Liderzy Prawa i Sprawiedliwości zapowiedzieli też kolejne programy dla polskich rodzin. Po wielkim sukcesie 500 plus przyjdzie czas na wsparcie uczniów: każdy uczeń szkoły podstawowej i średniej otrzyma przy rozpoczęciu roku szkolnego 300 złotych. Pierwsze wypłaty nastąpią już więc za kilka miesięcy. Premier Beata Szydło ogłosiła z  kolei podczas konwencji program „Mama plus” – zakłada on specjalne premie za szybkie urodzenie kolejnego dziecka a także bezpłatne leki dla kobiet w ciąży. Kobiety, które urodziły czwórkę lub więcej dzieci dostaną też emeryturę – nawet, jeśli nigdy nie pracowały zawodowo. Znaczne środki zostaną wygospodarowane na program „Dostępność plus”, pomyślany jako sposób na likwidację barier, które utrudniają życie osobom niepełnosprawnym.

Na lokalne drogi

Potężne środki przeznaczone zostaną na remonty i rozbudowę sieci dróg lokalnych. Specjalny fundusz na ten cel będzie miał wartość minimum 5 miliardów złotych. W tym kontekście premier Morawiecki mówił na konwencji o sytuacji w naszej gminie Podedwórze.

– 1600 mieszkańców i jeden problem, o jakim powiedzieli mi ludzie: brak 7 km drogi lokalnej, dzięki której mogliby normalnie funkcjonować. Gmina nie może sobie na to pozwolić. 7 km – cóż to jest: z perspektywy Warszawy, można powiedzieć – żaden problem, ale dla tych ludzi, dla tej gminy to ważna potrzeba i my ją na pewno zaspokoimy. Zaspokoimy dziesiątki i setki takich przykładów – podkreślił premier, dodając, że program zakreślony jest na najbliższe 18 miesięcy. Pieniądze zabezpieczone – Wszystkie propozycje mamy bardzo dokładnie przeliczone, chcemy, żeby te środki były zabezpieczone w budżecie tego roku i kolejnego, tak, żeby Polacy mogli spać spokojnie – mówił w jednym z programów telewizyjnych premier Mateusz Morawiecki.

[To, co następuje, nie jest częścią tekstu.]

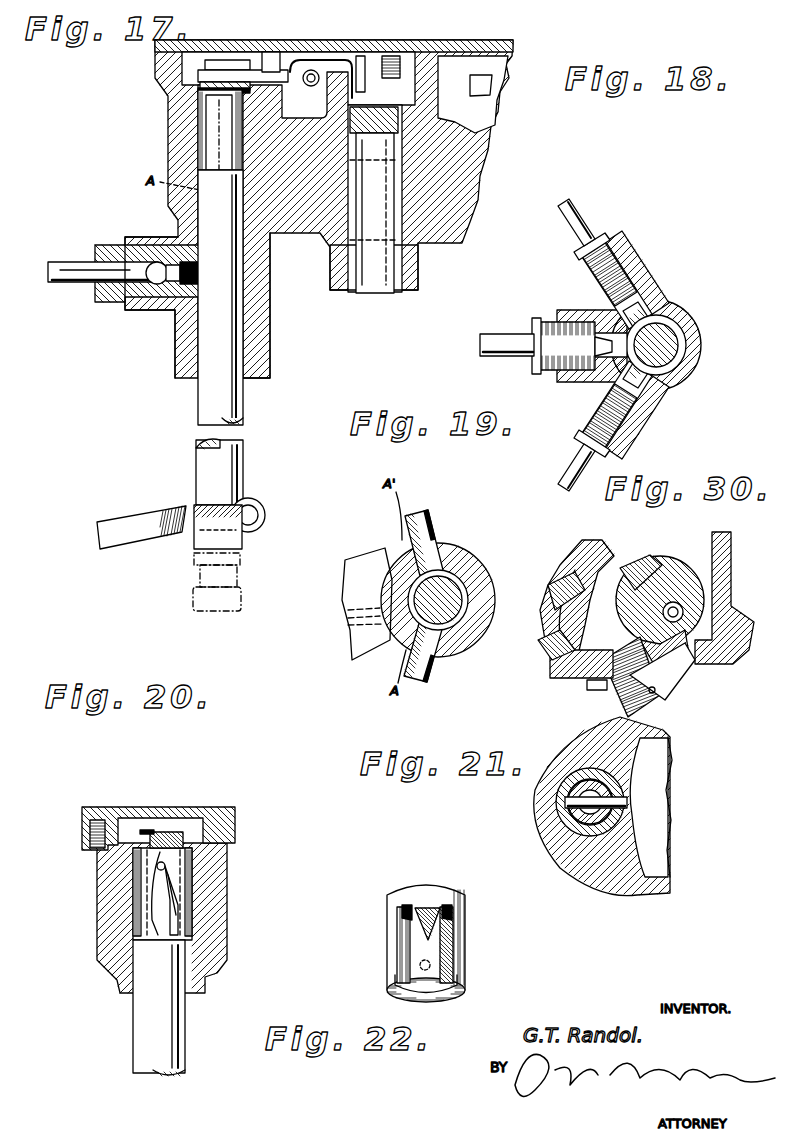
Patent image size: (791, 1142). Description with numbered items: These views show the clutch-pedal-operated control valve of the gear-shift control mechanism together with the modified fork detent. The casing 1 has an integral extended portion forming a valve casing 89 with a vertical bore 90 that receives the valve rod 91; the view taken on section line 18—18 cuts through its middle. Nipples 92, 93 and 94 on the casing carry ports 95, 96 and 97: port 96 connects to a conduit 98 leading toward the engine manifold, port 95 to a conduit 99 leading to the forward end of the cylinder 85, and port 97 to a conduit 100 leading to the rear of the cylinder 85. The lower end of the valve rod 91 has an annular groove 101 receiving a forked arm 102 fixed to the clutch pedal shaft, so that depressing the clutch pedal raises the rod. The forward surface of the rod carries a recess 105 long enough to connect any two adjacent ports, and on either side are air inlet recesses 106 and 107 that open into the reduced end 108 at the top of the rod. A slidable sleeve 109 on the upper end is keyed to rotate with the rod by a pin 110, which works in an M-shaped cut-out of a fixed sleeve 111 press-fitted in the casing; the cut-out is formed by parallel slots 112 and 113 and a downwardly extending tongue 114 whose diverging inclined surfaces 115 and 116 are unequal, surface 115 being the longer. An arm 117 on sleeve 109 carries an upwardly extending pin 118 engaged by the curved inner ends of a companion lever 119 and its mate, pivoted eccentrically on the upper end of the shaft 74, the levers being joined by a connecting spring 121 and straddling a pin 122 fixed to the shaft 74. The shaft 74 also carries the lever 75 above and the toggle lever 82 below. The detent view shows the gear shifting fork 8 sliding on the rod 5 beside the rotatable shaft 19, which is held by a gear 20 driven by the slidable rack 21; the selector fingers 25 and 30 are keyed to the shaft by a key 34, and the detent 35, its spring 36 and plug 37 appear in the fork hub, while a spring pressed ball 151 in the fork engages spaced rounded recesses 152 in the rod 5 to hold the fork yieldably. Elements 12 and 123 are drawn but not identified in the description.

In FIG. 17, the casing 1 is at (460, 182).
In FIG. 30, the rod 5 is at (675, 603).
In FIG. 30, the gear shifting fork 8 is at (660, 568).
In FIG. 30, the support block 12 is at (745, 626).
In FIG. 17, the section line 18- 18 is at (48, 272).
In FIG. 17, the rotatable shaft 19 is at (250, 190).
In FIG. 30, the rotatable shaft 19 is at (570, 580).
In FIG. 17, the gear 20 is at (222, 58).
In FIG. 17, the slidable rack 21 is at (182, 105).
In FIG. 30, the sector shaped finger 25 is at (592, 556).
In FIG. 30, the sector shaped finger 30 is at (598, 654).
In FIG. 30, the key 34 is at (556, 645).
In FIG. 30, the detent 35 is at (590, 686).
In FIG. 30, the spring 36 is at (628, 690).
In FIG. 30, the plug 37 is at (652, 700).
In FIG. 17, the shaft 74 is at (377, 282).
In FIG. 17, the lever 75 is at (440, 66).
In FIG. 17, the lever 82 is at (346, 290).
In FIG. 20, the cylinder 85 is at (212, 940).
In FIG. 17, the valve casing 89 is at (190, 345).
In FIG. 18, the valve casing 89 is at (690, 360).
In FIG. 19, the valve casing 89 is at (470, 568).
In FIG. 21, the valve casing 89 is at (566, 762).
In FIG. 17, the vertical bore 90 is at (246, 322).
In FIG. 17, the valve rod 91 is at (226, 442).
In FIG. 18, the valve rod 91 is at (680, 348).
In FIG. 19, the valve rod 91 is at (449, 607).
In FIG. 21, the valve rod 91 is at (580, 834).
In FIG. 20, the valve rod 91 is at (140, 1030).
In FIG. 18, the nipple 92 is at (630, 262).
In FIG. 19, the nipple 92 is at (436, 542).
In FIG. 18, the nipple 93 is at (566, 312).
In FIG. 18, the nipple 94 is at (588, 400).
In FIG. 19, the nipple 94 is at (388, 650).
In FIG. 18, the port 95 is at (657, 290).
In FIG. 17, the port 96 is at (186, 308).
In FIG. 18, the port 96 is at (590, 258).
In FIG. 18, the port 97 is at (650, 400).
In FIG. 17, the conduit 98 is at (76, 268).
In FIG. 18, the conduit 98 is at (502, 336).
In FIG. 18, the conduit 99 is at (586, 222).
In FIG. 18, the conduit 100 is at (580, 480).
In FIG. 17, the annular groove 101 is at (244, 535).
In FIG. 17, the forked arm 102 is at (166, 536).
In FIG. 17, the recess 105 is at (196, 286).
In FIG. 18, the recess 105 is at (672, 322).
In FIG. 17, the air inlet recess 106 is at (220, 253).
In FIG. 18, the air inlet recess 106 is at (665, 385).
In FIG. 19, the air inlet recess 106 is at (437, 662).
In FIG. 18, the air inlet recess 107 is at (688, 330).
In FIG. 19, the air inlet recess 107 is at (464, 571).
In FIG. 17, the reduced end 108 is at (214, 150).
In FIG. 17, the slidable sleeve 109 is at (198, 131).
In FIG. 21, the slidable sleeve 109 is at (597, 845).
In FIG. 20, the slidable sleeve 109 is at (145, 883).
In FIG. 17, the pin 110 is at (198, 90).
In FIG. 21, the pin 110 is at (628, 802).
In FIG. 20, the pin 110 is at (150, 832).
In FIG. 22, the pin 110 is at (404, 908).
In FIG. 20, the sleeve 111 is at (133, 865).
In FIG. 22, the sleeve 111 is at (452, 896).
In FIG. 20, the slot 112 is at (158, 890).
In FIG. 22, the slot 112 is at (398, 930).
In FIG. 21, the slot 113 is at (628, 762).
In FIG. 20, the slot 113 is at (180, 892).
In FIG. 22, the slot 113 is at (458, 903).
In FIG. 20, the downwardly extending tongue 114 is at (172, 873).
In FIG. 22, the downwardly extending tongue 114 is at (428, 915).
In FIG. 22, the inclined surface 115 is at (428, 934).
In FIG. 22, the inclined surface 116 is at (444, 940).
In FIG. 17, the arm 117 is at (250, 72).
In FIG. 20, the arm 117 is at (185, 832).
In FIG. 17, the upwardly extending pin 118 is at (272, 60).
In FIG. 17, the companion lever 119 is at (302, 62).
In FIG. 17, the connecting spring 121 is at (360, 56).
In FIG. 17, the pin 122 is at (391, 56).
In FIG. 17, the top plate 123 is at (495, 46).
In FIG. 20, the top plate 123 is at (146, 806).
In FIG. 30, the spring pressed ball 151 is at (672, 650).
In FIG. 30, the rounded recesses 152 is at (648, 585).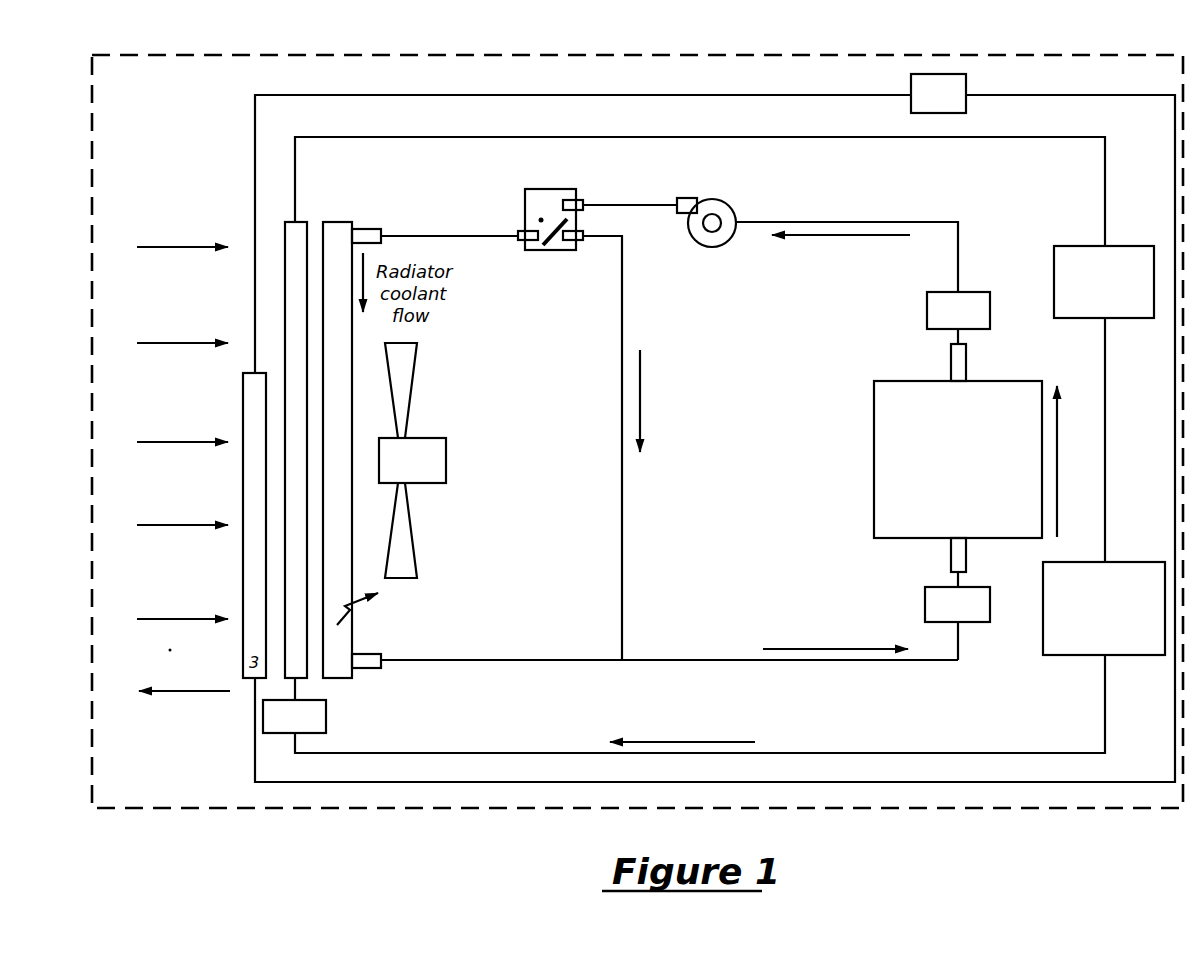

Opozycja oczywiście już rozpoczęła atak na rząd PiS, twierdząc, że to „rozdawnictwo” i „nie mamy na to pieniędzy”. Politycy Platformy Obywatelskiej i PSL podobnie mówili zresztą choćby przed wprowadzeniem programu 500 plus.

– To nie jest żadne szaleństwo, tylko prosta konsekwencja tego, że usprawniliśmy działanie państwa: uszczelniliśmy system podatkowy, pojawiło się więcej środków i dzielimy się tymi środkami z rodzinami. Pomyśleliśmy o dzieciach, młodzieży, rodzicach, osobach starszych ale i o przedsiębiorcach – ripostował premier Morawiecki.